Ольга спала, и снились ей дочери:
– Что ж это, мама, отец с войны не вернулся, а теперь и ты уходишь? Мама! Мама!
– Ольга вздрогнула и открыла глаза.
– Эй, мамзель! Ма-а-мзель! Будет дрыхнуть, вставай! Вставай, сказала! Проверка в соседнем вагоне. На Клюквенной зашли. Кого-то ищут.
Ольга огляделась по сторонам: куда же, куда деться?
– Вагон наш последний, - шептала проводница, - шагай веселее, а то и меня под монастырь подведешь! Открою, выпущу. Там площадка, пересидишь.
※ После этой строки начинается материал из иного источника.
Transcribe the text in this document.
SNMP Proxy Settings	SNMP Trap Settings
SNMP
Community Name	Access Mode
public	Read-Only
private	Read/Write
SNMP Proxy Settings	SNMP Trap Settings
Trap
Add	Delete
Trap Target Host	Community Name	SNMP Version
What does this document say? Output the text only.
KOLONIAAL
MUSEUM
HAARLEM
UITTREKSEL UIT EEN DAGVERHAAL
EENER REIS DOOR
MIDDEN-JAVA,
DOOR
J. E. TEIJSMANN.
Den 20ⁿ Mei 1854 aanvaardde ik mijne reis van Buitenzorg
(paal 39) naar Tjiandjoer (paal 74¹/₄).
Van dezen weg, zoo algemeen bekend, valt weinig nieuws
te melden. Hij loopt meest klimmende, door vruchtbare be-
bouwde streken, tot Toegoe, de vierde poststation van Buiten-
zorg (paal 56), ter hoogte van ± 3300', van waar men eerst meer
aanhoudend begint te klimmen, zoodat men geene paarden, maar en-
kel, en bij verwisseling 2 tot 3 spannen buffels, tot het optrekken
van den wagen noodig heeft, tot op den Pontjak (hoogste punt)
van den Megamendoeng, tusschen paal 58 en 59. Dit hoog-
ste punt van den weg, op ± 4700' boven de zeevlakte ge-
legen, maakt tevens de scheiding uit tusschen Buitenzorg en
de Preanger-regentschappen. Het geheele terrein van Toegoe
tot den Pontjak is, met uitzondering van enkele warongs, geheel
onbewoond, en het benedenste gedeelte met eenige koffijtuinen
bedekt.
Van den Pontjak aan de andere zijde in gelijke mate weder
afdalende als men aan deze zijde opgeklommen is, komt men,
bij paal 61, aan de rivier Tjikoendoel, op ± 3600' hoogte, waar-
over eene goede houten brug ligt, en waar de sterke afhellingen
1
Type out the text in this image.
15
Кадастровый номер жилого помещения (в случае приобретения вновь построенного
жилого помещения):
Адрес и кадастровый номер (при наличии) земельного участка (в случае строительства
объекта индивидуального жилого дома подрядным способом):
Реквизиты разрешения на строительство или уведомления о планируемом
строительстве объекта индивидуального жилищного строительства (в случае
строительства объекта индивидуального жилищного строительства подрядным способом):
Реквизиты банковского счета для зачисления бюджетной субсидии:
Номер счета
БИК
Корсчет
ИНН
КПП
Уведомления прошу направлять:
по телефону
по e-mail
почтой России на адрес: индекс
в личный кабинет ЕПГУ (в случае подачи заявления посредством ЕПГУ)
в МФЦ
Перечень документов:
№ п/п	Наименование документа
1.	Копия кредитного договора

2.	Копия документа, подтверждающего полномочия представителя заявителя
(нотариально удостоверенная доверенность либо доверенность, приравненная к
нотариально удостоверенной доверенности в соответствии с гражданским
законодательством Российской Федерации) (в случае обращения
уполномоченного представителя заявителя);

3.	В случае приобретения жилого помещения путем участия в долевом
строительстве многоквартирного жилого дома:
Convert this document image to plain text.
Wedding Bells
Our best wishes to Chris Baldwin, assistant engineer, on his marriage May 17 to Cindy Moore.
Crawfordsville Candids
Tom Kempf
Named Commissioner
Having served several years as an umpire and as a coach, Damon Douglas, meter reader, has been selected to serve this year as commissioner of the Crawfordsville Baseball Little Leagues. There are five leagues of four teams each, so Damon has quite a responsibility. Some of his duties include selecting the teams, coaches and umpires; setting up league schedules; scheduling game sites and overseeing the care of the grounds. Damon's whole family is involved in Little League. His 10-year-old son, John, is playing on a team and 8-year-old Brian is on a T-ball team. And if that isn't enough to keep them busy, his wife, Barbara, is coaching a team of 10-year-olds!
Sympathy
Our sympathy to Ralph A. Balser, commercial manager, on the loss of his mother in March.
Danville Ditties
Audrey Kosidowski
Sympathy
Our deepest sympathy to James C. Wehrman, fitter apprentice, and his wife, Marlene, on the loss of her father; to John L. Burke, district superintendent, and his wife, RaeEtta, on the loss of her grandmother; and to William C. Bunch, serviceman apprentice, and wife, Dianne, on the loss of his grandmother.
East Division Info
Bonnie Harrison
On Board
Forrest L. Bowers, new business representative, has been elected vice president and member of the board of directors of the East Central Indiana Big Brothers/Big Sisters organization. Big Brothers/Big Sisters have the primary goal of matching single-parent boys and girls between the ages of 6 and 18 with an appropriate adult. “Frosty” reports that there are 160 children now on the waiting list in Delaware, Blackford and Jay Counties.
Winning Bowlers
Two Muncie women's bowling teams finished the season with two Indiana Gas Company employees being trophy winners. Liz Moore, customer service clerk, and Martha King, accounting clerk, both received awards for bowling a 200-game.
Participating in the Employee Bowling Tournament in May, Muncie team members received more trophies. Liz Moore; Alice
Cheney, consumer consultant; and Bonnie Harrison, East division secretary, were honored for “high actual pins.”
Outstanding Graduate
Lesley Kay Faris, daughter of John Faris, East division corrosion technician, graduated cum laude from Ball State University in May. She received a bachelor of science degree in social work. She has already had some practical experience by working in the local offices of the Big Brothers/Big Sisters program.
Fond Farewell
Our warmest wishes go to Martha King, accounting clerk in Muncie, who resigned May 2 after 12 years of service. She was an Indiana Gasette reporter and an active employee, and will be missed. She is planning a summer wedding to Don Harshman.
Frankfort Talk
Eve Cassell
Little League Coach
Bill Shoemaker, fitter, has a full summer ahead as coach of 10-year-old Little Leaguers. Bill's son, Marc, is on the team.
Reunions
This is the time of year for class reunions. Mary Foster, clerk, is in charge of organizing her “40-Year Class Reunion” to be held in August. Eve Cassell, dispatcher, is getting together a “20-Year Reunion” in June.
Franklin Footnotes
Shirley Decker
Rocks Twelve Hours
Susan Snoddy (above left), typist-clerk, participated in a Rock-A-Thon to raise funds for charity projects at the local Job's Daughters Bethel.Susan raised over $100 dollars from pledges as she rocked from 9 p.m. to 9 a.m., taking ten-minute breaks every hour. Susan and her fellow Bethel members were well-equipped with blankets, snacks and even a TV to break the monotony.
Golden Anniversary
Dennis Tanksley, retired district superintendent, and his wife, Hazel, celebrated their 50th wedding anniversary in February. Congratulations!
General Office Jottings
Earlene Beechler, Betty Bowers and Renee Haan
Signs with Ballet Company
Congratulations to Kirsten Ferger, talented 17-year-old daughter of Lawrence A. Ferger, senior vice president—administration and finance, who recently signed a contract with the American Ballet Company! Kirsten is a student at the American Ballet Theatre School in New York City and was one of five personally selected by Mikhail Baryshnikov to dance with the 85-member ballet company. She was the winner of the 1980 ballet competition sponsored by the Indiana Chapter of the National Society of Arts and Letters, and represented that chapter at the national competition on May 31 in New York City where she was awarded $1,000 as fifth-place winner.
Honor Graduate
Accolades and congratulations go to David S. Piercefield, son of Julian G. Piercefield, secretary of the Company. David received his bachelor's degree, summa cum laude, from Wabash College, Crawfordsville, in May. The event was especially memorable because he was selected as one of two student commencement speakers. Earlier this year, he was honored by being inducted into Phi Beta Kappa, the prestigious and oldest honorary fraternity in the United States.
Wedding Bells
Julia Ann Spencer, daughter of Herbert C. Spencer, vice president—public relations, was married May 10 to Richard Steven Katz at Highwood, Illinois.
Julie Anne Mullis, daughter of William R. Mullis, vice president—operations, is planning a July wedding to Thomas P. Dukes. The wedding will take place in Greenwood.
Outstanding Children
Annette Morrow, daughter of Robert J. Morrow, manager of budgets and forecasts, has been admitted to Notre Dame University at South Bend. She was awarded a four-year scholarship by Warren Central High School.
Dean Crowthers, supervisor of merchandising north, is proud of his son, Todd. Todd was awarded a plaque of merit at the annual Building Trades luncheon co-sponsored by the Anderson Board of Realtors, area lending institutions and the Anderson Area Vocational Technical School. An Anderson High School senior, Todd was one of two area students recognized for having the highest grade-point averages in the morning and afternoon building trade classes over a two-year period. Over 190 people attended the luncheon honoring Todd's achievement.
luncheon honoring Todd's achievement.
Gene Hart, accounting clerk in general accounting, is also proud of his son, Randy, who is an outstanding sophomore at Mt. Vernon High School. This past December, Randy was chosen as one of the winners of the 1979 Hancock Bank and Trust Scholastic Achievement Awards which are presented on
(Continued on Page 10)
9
Ветер кинул в лицо снежной крупой. Ольга прижала к груди остатки картошки и хлеба, свернулась в плотный клубок, чтобы хоть как-то сохранять тепло и прижалась к стенке вагона. Быстрее бы прошли проверяющие, мороз пробирал до костей. Но дверь заскрипела и приоткрылась. Она поднялась, спрятала за пазуху сверток с картошкой и хлебом... из-за двери высунулась голова в милицейской шапке:
– А это кто такая? Иди-ка сюда, голубушка!
Ольга схватилась голой рукой за обжигающий холодом металл поручня, перед глазами замелькала заснеженная насыпь.